By Ann Miller Baker - June 15, 2018
As Floridians, we spend summers monitoring TV weather, hoping not to be in a developing storm’s narrowing cone of uncertainty. Each colorful strand of those "spaghetti plots" is the graph of an equation; a mathematical model that predicts the storm’s trajectory based on pertinent weather data run through a computer simulation.
Every hour, as new data come in to each model, the spaghetti strands converge to predict a fairly precise point of landfall.
Tumors are like hurricanes in that way. They are complex, ever-changing systems shaped by a variety of forces. At Moffitt Cancer Center, researchers in the nation’s first Integrated Mathematical Oncology Department use similar equations and sophisticated computer modeling to predict how a patient’s cancer will respond to various types of treatment.
It’s called adaptive therapy.
Equations scrawled on blackboards in the department’s informal shared workspace are meant to replicate the spaghetti plot of a cancer’s growth and predict its future development. The equations aren’t just correlating a tumor’s growth to date. They take into account the mechanisms of cancer biology: why certain types of cancer respond to one drug and not another, how the relative oxygen level in tumor cells can aid or hinder cancer growth and myriad other details.

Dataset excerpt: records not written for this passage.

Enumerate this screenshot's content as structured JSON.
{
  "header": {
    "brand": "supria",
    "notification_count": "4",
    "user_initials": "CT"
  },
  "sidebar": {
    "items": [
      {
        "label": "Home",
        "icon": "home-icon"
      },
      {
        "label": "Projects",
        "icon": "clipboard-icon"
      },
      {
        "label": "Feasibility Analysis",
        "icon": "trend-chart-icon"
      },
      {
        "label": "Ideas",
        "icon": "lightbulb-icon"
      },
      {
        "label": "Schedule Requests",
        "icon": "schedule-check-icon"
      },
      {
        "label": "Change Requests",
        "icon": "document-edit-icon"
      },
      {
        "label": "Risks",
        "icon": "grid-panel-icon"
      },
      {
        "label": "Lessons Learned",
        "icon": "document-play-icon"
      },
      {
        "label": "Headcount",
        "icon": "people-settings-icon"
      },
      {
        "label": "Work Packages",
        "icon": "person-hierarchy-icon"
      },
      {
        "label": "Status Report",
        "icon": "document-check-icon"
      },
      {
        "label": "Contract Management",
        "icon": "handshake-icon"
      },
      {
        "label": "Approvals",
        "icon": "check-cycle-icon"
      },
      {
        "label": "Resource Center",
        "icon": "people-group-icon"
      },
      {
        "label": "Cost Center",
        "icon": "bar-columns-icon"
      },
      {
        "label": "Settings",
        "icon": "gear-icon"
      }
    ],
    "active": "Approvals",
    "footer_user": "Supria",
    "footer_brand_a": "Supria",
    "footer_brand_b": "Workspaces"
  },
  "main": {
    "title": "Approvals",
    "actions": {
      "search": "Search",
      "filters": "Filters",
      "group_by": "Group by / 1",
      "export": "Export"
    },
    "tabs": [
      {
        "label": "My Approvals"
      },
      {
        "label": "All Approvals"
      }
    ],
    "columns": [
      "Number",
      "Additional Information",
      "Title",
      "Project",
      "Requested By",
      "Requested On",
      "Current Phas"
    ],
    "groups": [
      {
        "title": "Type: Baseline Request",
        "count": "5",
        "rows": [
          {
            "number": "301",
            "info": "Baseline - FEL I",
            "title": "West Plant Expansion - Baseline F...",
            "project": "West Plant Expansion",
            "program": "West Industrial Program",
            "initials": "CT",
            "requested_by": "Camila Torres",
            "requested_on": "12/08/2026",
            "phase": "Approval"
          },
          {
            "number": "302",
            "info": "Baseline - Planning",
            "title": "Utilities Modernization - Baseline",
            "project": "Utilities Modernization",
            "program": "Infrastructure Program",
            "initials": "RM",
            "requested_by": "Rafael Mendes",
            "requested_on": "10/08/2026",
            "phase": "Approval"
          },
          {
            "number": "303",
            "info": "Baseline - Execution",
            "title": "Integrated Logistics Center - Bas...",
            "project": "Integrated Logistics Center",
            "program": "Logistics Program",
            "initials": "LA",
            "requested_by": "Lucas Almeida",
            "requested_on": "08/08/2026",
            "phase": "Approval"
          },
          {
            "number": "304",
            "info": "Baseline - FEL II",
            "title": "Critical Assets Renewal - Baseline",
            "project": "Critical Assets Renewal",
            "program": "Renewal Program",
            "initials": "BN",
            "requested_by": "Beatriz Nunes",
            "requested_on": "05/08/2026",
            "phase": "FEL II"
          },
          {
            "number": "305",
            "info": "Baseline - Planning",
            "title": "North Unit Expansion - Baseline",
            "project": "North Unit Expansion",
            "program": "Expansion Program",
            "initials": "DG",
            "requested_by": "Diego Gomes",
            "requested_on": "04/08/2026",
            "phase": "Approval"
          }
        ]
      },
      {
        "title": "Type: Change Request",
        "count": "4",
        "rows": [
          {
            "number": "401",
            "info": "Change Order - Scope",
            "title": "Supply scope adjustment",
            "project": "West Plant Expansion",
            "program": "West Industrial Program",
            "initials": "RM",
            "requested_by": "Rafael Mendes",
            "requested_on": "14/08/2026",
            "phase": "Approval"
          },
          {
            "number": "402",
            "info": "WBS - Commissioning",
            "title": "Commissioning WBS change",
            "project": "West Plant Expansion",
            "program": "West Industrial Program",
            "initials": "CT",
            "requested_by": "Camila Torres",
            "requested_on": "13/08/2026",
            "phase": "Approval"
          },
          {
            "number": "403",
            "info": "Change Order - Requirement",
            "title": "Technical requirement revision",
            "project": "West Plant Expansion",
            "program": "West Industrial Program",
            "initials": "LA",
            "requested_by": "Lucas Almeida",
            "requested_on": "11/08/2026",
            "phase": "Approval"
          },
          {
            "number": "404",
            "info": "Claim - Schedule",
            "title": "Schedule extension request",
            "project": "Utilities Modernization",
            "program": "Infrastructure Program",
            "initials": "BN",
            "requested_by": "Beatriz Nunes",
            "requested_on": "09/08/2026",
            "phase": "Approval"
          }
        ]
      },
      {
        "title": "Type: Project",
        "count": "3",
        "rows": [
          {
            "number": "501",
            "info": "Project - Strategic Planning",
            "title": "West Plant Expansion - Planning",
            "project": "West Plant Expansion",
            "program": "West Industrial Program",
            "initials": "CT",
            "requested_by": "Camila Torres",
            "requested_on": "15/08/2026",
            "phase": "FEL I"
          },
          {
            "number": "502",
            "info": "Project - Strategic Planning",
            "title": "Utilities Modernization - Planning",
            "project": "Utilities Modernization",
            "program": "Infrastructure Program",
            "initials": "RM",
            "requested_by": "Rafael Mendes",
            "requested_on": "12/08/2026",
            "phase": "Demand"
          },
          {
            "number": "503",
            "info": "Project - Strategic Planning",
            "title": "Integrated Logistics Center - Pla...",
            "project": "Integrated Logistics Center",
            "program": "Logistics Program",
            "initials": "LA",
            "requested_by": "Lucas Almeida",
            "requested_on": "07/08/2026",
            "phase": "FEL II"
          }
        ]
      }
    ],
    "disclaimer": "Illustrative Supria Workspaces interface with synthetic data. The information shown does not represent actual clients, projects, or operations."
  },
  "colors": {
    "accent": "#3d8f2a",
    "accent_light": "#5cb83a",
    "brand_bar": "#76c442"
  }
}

Unlike hurricanes shaped by weather forces beyond our control, a tumor’s development is also impacted by any of the multitude of treatments that physicians can choose to prescribe. Each treatment can be plugged into the equations to predict its potential effect on a patient’s cancer.
“We can simulate hundreds of thousands of different treatments, different sequences, different combinations - you name it,” explains Dr. Sandy Anderson, chair of the IMO and co-leader of Moffitt’s Center of Excellence for Evolutionary Therapy. “And all of this is done in the computer, without ever actually treating the patient.”
But it’s what happens once a treatment is chosen and administered that makes this approach truly remarkable. Adaptive therapy creates a unique treatment strategy guided by the individual patient’s experience. Updated information about the patient’s treatment response – and how their tumor cells are evolving to survive and thrive - is constantly being fed back through its mathematical models.
It’s like developing a personal spaghetti plot of a patient’s cancer over time, says Dr. Robert Gatenby, co-leader of the Center of Excellence for Evolutionary Therapy. “Instead of ignoring the patient's response to the treatment, you use that information to make a decision about how you should treat them next.”
That allows for a personalized long-term strategy. “There are often many drugs to treat a given type of cancer,” Dr. Gatenby explained. “If you can use those intelligently, maximizing the time to progression with each of them, you could imagine stringing together treatment strategies.
“The models also allow you to think through the sequence of drugs that you're going to give, so that one follows the other in a way that makes sense, as opposed to a sort of ‘whack a mole’ approach.”
The strategy is constantly building on what was done before,” he said, and the approach is already demonstrating progress.
Recently, preliminary results were published from a clinical trial led by Drs. Gatenby and Jingsong Zhang of Moffitt’s Genitourinary Oncology Program. It studied prostate cancer patients using the current standard drug abiraterone on an intermittent schedule. So far, the adaptive therapy approach is showing twice the treatment effect with half the amount of drug.